From that point on we are expected to be thinking about a road that will eventually lead us to where these childhood fantasies might have started. And sure, we all change our minds and are told the sky is the limit, but who is there to tell us what is going to happen along the way to our version of the top?
During the journey of pursuing our dreams, I think we focus on what our accomplishments are, but we do not focus on what actually happened to get to these points.
When we answered our elementary school teachers about what we wanted to be when we grow up with jobs like an astronaut, artist or a scientist, we idolized these professions, and we probably still do.
I think this makes us forget that while these people with our childhood dream jobs might constantly be rewarded for their achievements, they are still humans just like us who messed up and learned to get where they are today.
While raising the bar is a great thing to do for yourself, it can be intimidating to have such high expectations that might seem unreachable, and I think focusing so heavily on the positive has put us under the impression that mistakes are to be avoided at all costs.
Personally, I have found myself dwelling on my failures, but I have recently realized you cannot let yourself continue to put salt in your wound.
You just have to learn how to tend to that wound for the next fight with life, and make sure you dodge the next blow if it is coming your way.
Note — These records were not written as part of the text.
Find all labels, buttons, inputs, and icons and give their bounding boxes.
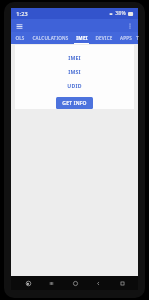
button[interactable]: Recent apps <box>44 276 58 290</box>
staticText: IMEI <box>76 35 88 41</box>
staticText: IMSI <box>68 68 81 75</box>
staticText: CALCULATIONS <box>32 35 69 41</box>
button[interactable]: More options <box>125 21 135 31</box>
button[interactable]: T <box>136 32 138 44</box>
button[interactable]: CALCULATIONS <box>29 32 71 44</box>
button[interactable]: DEVICE <box>92 32 116 44</box>
button[interactable]: IMSI <box>15 68 134 75</box>
staticText: IMEI <box>68 54 81 61</box>
button[interactable]: UDID <box>15 82 134 89</box>
staticText: DEVICE <box>95 35 113 41</box>
button[interactable]: Home <box>68 276 82 290</box>
staticText: GET INFO <box>62 100 87 106</box>
button[interactable]: Screenshot <box>115 276 129 290</box>
button[interactable]: Assistant <box>21 276 35 290</box>
staticText: T <box>136 35 138 41</box>
button[interactable]: GET INFO <box>56 97 93 109</box>
button[interactable]: OLS <box>11 32 29 44</box>
staticText: 1:23 <box>16 10 28 17</box>
button[interactable]: Back <box>91 276 105 290</box>
button[interactable]: APPS <box>116 32 136 44</box>
button[interactable]: Open navigation drawer <box>14 21 24 31</box>
staticText: APPS <box>120 35 132 41</box>
staticText: OLS <box>15 35 25 41</box>
staticText: UDID <box>67 82 82 89</box>
button[interactable]: IMEI <box>71 32 92 44</box>
button[interactable]: IMEI <box>15 54 134 61</box>
staticText: 38% <box>115 10 126 17</box>
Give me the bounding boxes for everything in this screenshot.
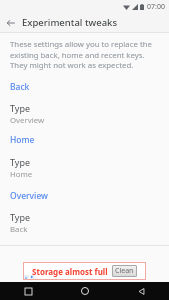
staticText: x (25, 275, 28, 279)
button[interactable]: Overview (0, 190, 169, 202)
staticText: Back (10, 81, 30, 93)
staticText: Overview (10, 115, 45, 126)
staticText: Experimental tweaks (22, 16, 118, 29)
button[interactable]: Recents (0, 282, 57, 300)
staticText: Type (10, 102, 31, 114)
button[interactable]: Home (57, 282, 113, 300)
staticText: Clean (115, 266, 134, 276)
staticText: 07:00 (147, 2, 165, 12)
other: Ad info (24, 275, 29, 279)
staticText: Home (10, 134, 35, 146)
staticText: Type (10, 211, 31, 223)
staticText: Overview (10, 190, 48, 202)
button[interactable]: Home (0, 134, 169, 146)
staticText: Home (10, 169, 33, 180)
button[interactable]: Storage almost full (23, 262, 146, 280)
button[interactable]: Type (0, 156, 169, 180)
staticText: These settings allow you to replace the … (10, 39, 159, 71)
staticText: Type (10, 156, 31, 168)
button[interactable]: Back (113, 282, 169, 300)
button[interactable]: Clean (112, 265, 137, 277)
staticText: Storage almost full (32, 266, 108, 277)
staticText: Back (10, 224, 28, 235)
button[interactable]: Back (0, 13, 22, 32)
button[interactable]: Back (0, 81, 169, 93)
button[interactable]: Type (0, 211, 169, 235)
button[interactable]: Type (0, 102, 169, 126)
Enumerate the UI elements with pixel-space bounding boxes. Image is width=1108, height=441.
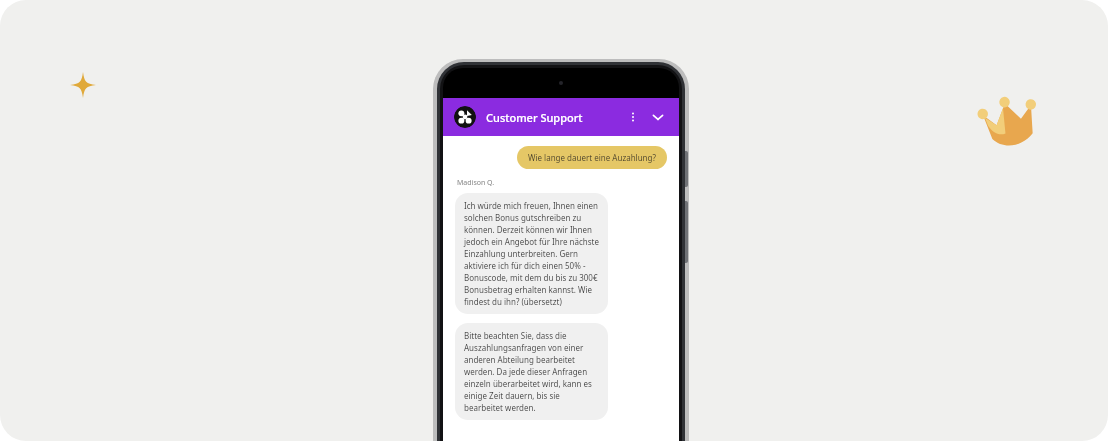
staticText: Wie lange dauert eine Auzahlung? (528, 152, 656, 163)
staticText: Madison Q. (457, 178, 495, 188)
button[interactable]: Bitte beachten Sie, dass die Auszahlungs… (455, 323, 608, 420)
button[interactable]: Collapse chat (648, 107, 668, 127)
staticText: Ich würde mich freuen, Ihnen einen solch… (464, 200, 599, 307)
button[interactable]: Agent avatar (454, 106, 476, 128)
staticText: Bitte beachten Sie, dass die Auszahlungs… (464, 330, 599, 413)
button[interactable]: Wie lange dauert eine Auzahlung? (517, 146, 667, 169)
staticText: Customer Support (486, 110, 624, 125)
button[interactable]: More options (624, 108, 642, 126)
button[interactable]: Ich würde mich freuen, Ihnen einen solch… (455, 193, 608, 314)
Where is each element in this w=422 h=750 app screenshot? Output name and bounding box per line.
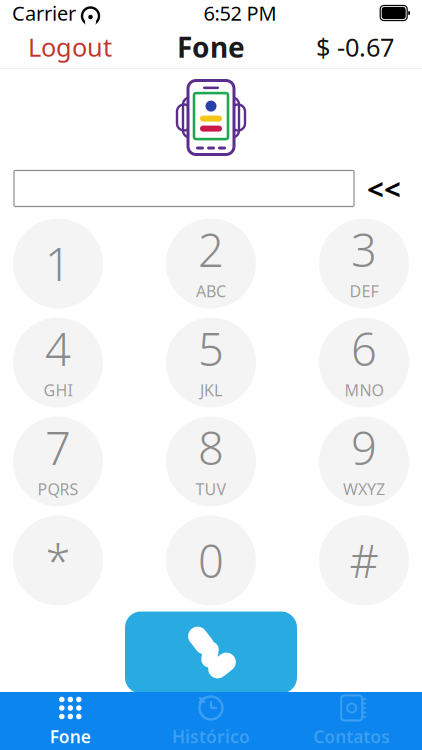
staticText: Fone (50, 725, 91, 748)
staticText: 9 (351, 417, 377, 478)
staticText: MNO (344, 380, 384, 401)
button[interactable]: * (13, 516, 103, 606)
staticText: Carrier (12, 0, 76, 26)
staticText: Contatos (313, 725, 390, 748)
staticText: 2 (198, 219, 224, 280)
staticText: TUV (196, 478, 226, 500)
button[interactable]: Contatos (281, 692, 422, 750)
staticText: 1 (45, 233, 71, 294)
button[interactable]: 3 (319, 218, 409, 308)
button[interactable]: 4 (13, 318, 103, 408)
button[interactable]: Backspace (354, 168, 414, 208)
button[interactable]: Call (125, 612, 297, 694)
staticText: # (350, 530, 378, 591)
button[interactable]: 7 (13, 416, 103, 506)
staticText: GHI (44, 380, 72, 401)
staticText: 5 (198, 318, 224, 378)
staticText: 4 (45, 318, 71, 378)
staticText: PQRS (38, 478, 78, 500)
button[interactable]: 8 (166, 416, 256, 506)
staticText: DEF (350, 280, 378, 302)
button[interactable]: 0 (166, 516, 256, 606)
staticText: 8 (198, 417, 224, 478)
button[interactable]: # (319, 516, 409, 606)
staticText: WXYZ (343, 478, 385, 500)
button[interactable]: $ -0.67 (306, 24, 404, 70)
staticText: 0 (198, 530, 224, 591)
button[interactable]: 5 (166, 318, 256, 408)
button[interactable]: 2 (166, 218, 256, 308)
staticText: 7 (45, 417, 71, 478)
button[interactable]: 6 (319, 318, 409, 408)
staticText: Logout (28, 30, 112, 64)
staticText: << (367, 169, 401, 208)
button[interactable]: 9 (319, 416, 409, 506)
staticText: Fone (177, 28, 245, 66)
button[interactable]: Histórico (141, 692, 281, 750)
staticText: ABC (196, 280, 226, 302)
button[interactable]: 1 (13, 218, 103, 308)
staticText: 6:52 PM (204, 0, 277, 26)
button[interactable]: Fone (0, 692, 141, 750)
button[interactable]: Logout (18, 24, 122, 70)
staticText: $ -0.67 (316, 30, 394, 64)
staticText: * (46, 530, 70, 591)
staticText: JKL (200, 380, 222, 401)
staticText: 3 (351, 219, 377, 280)
staticText: Histórico (172, 725, 250, 748)
staticText: 6 (351, 318, 377, 378)
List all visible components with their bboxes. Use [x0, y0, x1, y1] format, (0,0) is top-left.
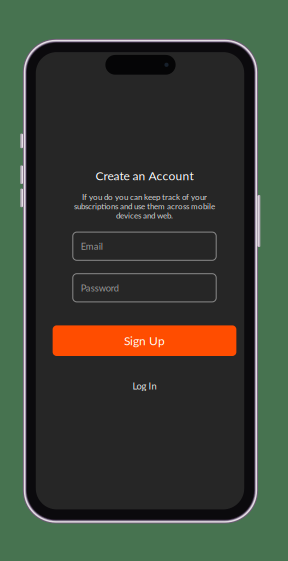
button[interactable]: Password	[73, 274, 216, 302]
staticText: Create an Account	[96, 168, 194, 183]
staticText: devices and web.	[116, 210, 173, 220]
button[interactable]: Email	[73, 232, 216, 260]
staticText: Email	[81, 241, 103, 252]
button[interactable]: Log In	[124, 376, 164, 395]
staticText: Log In	[132, 380, 156, 391]
staticText: If you do you can keep track of your	[82, 192, 207, 202]
button[interactable]: Sign Up	[53, 325, 236, 356]
staticText: Sign Up	[124, 334, 165, 348]
staticText: subscriptions and use them across mobile	[74, 201, 215, 211]
staticText: Password	[81, 282, 119, 293]
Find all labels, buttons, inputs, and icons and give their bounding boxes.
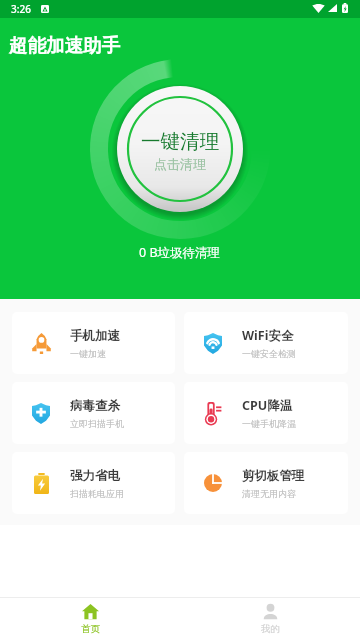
staticText: 强力省电 — [70, 468, 120, 484]
staticText: 一键加速 — [70, 348, 106, 359]
staticText: 超能加速助手 — [9, 34, 120, 57]
staticText: 扫描耗电应用 — [70, 488, 124, 499]
staticText: 0 B垃圾待清理 — [139, 244, 221, 261]
staticText: 一键安全检测 — [242, 348, 296, 359]
button[interactable]: 剪切板管理 — [184, 452, 348, 514]
staticText: 手机加速 — [70, 328, 120, 344]
button[interactable]: 手机加速 — [12, 312, 175, 374]
staticText: 病毒查杀 — [70, 398, 120, 414]
button[interactable]: 强力省电 — [12, 452, 175, 514]
staticText: 3:26 — [11, 2, 31, 16]
staticText: 立即扫描手机 — [70, 418, 124, 429]
staticText: 一键清理 — [141, 129, 219, 154]
staticText: 我的 — [261, 623, 280, 635]
button[interactable]: 病毒查杀 — [12, 382, 175, 444]
staticText: 剪切板管理 — [242, 468, 305, 484]
button[interactable]: WiFi安全 — [184, 312, 348, 374]
staticText: WiFi安全 — [242, 327, 294, 344]
staticText: 点击清理 — [154, 156, 206, 172]
button[interactable]: 首页 — [0, 598, 180, 640]
staticText: 一键手机降温 — [242, 418, 296, 429]
staticText: CPU降温 — [242, 397, 293, 414]
button[interactable]: 一键清理 — [117, 86, 243, 212]
staticText: 清理无用内容 — [242, 488, 296, 499]
button[interactable]: CPU降温 — [184, 382, 348, 444]
button[interactable]: 我的 — [180, 598, 360, 640]
staticText: 首页 — [81, 623, 100, 635]
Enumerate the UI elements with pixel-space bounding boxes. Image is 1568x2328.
If anything, I have learned more from failing more than I have from succeeding. Seeing our failures gives us the chance to take a step back and see how we can better ourselves.
I’m not saying go fail a final to find out how you can improve every aspect of your life, but I think there are better and more positive ways of looking at failures.
Constantly looking at our accomplishments and pretending like we are not capable of doing anything wrong can make a person arrogant and unrealistic.
It is healthier to look at your failures so you can use them as stepping stones in bettering yourself in whatever you are trying to accomplish.
I know it can hurt to feel like you have not done something right, but I promise the world will not crumble around you. Life tends to work itself out (somehow).